AUDIE CORNISH, HOST:

Now to the pro-democracy protests in Hong Kong. Overnight, hundreds of police rushed protesters there in the worst clash since the demonstrations began late last month. Beijing continues to warn that the demonstrations must end. And for the latest, we go to NPR's Frank Langfitt who is in Hong Kong. And Frank, to begin, tell us what happened over night.

FRANK LANGFITT, BYLINE: Well, police pepper-sprayed and scattered a bunch of protesters who'd been building a barricade. A local T.V. station here - they showed actually police walking a man in handcuffs over to a corner and then kicking him and beating him for - it looked like a number of minutes.

Police said they made at least 30 arrests, and this is part of this tit-for-tat that we've been seeing. Protesters have been building barricades; police then tear them down. Up until now, it's been peaceful, and this is the first time it's really gotten rough since police tear-gassed the protesters at the end of last month.

CORNISH: Now, these protests are in their third week. I mean, what exactly are you hearing from the government in Beijing?

LANGFITT: It's getting more and more ominous, Audie. They blame these protests, actually, on foreign forces. They say that outside people are agitating. They haven't really given any evidence - saying they're trying to destabilize - kind of trying to hurt China.

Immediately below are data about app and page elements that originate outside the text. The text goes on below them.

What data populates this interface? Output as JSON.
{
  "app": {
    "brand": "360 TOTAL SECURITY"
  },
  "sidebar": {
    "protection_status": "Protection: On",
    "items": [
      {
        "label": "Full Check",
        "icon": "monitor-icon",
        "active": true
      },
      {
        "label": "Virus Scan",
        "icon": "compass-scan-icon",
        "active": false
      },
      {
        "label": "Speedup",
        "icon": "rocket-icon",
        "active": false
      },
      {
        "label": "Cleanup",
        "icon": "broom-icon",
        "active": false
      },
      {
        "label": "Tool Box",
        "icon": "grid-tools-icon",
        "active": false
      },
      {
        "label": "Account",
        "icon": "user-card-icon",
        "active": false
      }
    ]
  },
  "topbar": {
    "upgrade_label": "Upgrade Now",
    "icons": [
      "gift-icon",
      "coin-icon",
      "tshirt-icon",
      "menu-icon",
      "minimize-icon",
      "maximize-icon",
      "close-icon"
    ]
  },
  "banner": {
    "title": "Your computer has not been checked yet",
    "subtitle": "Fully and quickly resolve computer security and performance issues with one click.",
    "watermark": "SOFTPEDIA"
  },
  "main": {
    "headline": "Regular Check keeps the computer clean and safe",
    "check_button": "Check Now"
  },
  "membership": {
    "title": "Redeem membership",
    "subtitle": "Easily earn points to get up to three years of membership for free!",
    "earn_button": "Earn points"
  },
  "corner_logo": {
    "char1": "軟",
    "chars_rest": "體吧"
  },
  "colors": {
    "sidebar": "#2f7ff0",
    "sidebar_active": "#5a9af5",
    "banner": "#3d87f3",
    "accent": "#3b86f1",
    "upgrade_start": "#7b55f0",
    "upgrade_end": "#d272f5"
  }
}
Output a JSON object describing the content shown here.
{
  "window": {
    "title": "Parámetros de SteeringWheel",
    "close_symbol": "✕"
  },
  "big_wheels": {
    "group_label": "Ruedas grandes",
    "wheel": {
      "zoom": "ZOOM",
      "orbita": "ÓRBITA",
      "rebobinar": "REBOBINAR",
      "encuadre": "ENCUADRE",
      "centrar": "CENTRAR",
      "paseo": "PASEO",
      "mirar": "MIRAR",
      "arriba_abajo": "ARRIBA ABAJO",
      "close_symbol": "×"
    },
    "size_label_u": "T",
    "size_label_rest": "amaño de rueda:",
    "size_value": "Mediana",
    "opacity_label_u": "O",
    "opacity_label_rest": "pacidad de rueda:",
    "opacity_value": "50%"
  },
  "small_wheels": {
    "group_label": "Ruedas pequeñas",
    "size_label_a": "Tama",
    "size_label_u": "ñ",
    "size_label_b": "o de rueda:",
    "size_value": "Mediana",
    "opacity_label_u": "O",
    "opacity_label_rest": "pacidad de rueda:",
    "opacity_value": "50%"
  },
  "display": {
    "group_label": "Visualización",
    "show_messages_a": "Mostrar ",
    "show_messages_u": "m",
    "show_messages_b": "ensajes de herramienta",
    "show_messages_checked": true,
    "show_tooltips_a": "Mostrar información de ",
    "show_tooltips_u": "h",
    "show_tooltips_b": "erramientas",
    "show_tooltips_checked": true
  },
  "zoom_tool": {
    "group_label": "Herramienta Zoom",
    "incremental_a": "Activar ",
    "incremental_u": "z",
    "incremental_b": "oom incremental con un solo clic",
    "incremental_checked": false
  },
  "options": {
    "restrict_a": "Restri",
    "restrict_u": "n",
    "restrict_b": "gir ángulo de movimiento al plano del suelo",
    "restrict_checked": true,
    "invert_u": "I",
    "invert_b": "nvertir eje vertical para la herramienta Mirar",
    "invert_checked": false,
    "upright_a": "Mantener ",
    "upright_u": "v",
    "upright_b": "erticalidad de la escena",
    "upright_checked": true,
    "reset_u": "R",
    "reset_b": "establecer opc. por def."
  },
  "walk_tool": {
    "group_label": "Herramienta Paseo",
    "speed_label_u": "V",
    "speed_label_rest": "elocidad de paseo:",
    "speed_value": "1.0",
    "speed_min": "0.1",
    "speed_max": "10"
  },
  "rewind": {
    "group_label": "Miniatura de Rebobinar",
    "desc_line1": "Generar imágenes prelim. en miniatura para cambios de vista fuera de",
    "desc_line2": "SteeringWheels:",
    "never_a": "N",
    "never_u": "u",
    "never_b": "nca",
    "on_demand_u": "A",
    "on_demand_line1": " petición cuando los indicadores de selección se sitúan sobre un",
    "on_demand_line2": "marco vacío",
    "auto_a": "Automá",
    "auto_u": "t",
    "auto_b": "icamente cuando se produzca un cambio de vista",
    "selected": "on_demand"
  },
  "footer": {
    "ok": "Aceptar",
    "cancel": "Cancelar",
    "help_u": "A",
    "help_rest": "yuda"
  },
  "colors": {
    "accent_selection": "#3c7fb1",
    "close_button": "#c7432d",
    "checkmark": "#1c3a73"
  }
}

They've also called the protests unrest and turmoil, which is very politically charged language in Communist Party speak. The head of the government liaison office for Hong Kong was quoted in state media calling this a radical form of street confrontation and said it has to end as soon as possible.

CORNISH: Now, at this point in Hong Kong, how much public support is there for the protesters?

LANGFITT: Less and less - I think that most people you talk to say they support the goal of the protesters - free and open elections. People, I think, would like that here. But they've really tired of this civil disobedience. The protesters have blocked a number of roads, and it's really disrupted things. Businesses are losing money. On Monday, taxi drivers and truck drivers came out and actually pulled out barricades. So there are a lot of people here who agree with the protesters, but they would really like to see this end.

CORNISH: Let's talk more about the policy issue here. The protesters are demanding, essentially, free elections. But is there any sense that they would get concessions from the Communist Party?

LANGFITT: Even the protesters don't think that's going to happen.

CORNISH: So what's the point? Why are they continuing?

LANGFITT: Some people you talk to say that this is on principal. They think Hong Kong should be democratic. They want to fight to the end and try to create some hope for the future. I'll give you an example. I was talking to a man in a pinstripe suit - a real estate agent in his late 20's. His name's Wu, and he said he feels an obligation to witness this and to tell his future kids that he fought the good fight for democracy. Here's how he put it.

WU: To tell my boy somedays, yeah, we want a change. But maybe we did not success. If you want to strive for it, I think, yeah, you have to be here.

LANGFITT: That said, protesters are bracing for police to try to clear the camps at any time.

CORNISH: That's NPR's Frank Langfitt. Frank, thanks so much.